People are sometimes puzzled by the name of Lambeth High Street, which runs southwards from St. Mary’s church, Lambeth to join Black Prince Road. It seems so unlike the typical high street scene, and yet a hundred years ago this is exactly what it was.
It was especially a place for traders connected with the river or with pottery. John Doulton’s works opened here in 1815 and later Stiff’s pottery, the street being called Back Lane.
Enquiries made in 1978 by Arthur Lefevre gives the following picture of Lambeth High Street in 1887.

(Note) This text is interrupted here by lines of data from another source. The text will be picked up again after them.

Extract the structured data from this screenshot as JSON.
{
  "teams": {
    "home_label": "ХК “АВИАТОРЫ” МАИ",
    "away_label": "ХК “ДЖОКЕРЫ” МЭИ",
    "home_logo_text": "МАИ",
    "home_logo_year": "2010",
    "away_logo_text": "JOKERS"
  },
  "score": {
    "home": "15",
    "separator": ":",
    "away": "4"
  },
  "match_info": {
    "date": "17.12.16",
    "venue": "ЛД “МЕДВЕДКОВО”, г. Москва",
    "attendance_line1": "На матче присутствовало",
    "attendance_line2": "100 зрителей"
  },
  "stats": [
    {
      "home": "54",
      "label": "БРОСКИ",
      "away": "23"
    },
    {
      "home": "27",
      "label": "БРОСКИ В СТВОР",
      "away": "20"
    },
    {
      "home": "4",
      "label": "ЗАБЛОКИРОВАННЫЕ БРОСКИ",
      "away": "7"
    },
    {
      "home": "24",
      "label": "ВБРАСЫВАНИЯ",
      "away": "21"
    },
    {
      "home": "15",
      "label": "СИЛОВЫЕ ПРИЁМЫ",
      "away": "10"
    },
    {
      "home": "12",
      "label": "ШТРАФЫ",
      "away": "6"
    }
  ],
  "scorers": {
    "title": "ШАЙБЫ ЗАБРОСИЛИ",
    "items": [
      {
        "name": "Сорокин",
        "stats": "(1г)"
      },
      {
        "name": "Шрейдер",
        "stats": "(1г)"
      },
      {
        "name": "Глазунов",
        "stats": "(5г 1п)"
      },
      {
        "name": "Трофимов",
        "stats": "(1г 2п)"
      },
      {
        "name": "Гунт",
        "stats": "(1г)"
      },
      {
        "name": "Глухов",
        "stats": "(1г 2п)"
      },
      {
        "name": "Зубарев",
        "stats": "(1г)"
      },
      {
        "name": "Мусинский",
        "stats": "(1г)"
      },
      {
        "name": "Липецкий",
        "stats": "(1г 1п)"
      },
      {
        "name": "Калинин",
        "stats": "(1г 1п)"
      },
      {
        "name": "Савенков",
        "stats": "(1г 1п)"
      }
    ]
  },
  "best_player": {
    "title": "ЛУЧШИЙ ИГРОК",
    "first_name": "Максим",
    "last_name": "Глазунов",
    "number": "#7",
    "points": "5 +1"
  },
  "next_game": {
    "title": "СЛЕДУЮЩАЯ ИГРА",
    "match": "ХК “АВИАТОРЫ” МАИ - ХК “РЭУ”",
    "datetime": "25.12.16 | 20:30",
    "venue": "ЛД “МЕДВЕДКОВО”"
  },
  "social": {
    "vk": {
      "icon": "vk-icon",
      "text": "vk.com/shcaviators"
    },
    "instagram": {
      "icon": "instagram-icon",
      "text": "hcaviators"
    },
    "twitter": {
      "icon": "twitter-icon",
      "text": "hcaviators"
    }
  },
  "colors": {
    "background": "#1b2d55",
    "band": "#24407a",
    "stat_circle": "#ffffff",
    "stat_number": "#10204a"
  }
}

|Nos 1 and 2||Thomas Lapthorne & Co||builders|
|No 5||Frederick Bond and Elizabeth Bond||boilermaker and shirtmaker|
|No 9||Mrs Maria Oliver||chandler’s shop|
|No 13||Workshop of Matthew Wood||boatsmith|
|No 14||Daniel Moss||marine stores|
|No 16||Nathaniel Barton||grocery|
|No 18||Archbishop Tenison’s Girls School|
|No 20||Messrs Leaver and Goulty||oar and scull manufacturers|
|No 23||Arthur Dunk||grocery|
|No 28||Doulton & Watts/J Stiff and sons||potters|
|No 44||The Windmill public house||site occupied by an inn since 1454, first licence issued to John Calcot, previous name was ‘The Chequers’|
|No 48||Henry Jones’ workshop||engineer|
|No 50||Dennis Connor||bootmaker|
|No 52||John Ball||chandler’s shop|
|No 54||King Henry VIII public house|
|No 55||George Cook||chandler’s shop|
|No 63||Henry Doulton||drainpipe manufactory|
|No 68||Octavius Ward||beer retailer|
|No 69||Thomas Janeway||pottery|
Another feature of Lambeth High Street was, and is, the burial ground, consecrated in 1705 and enlarged in 1815 by demolishing some buildings in High Street and Paradise Street. It became a public open space in 1884 when the gravestones were placed round the edge. Many streets and lanes leading off High Street have disappeared, including Calcot Alley which is reputed to have been the home of Francis Moore, of Almanac fame. The side streets were the sites of potteries mostly bought up by Stiff and Doulton.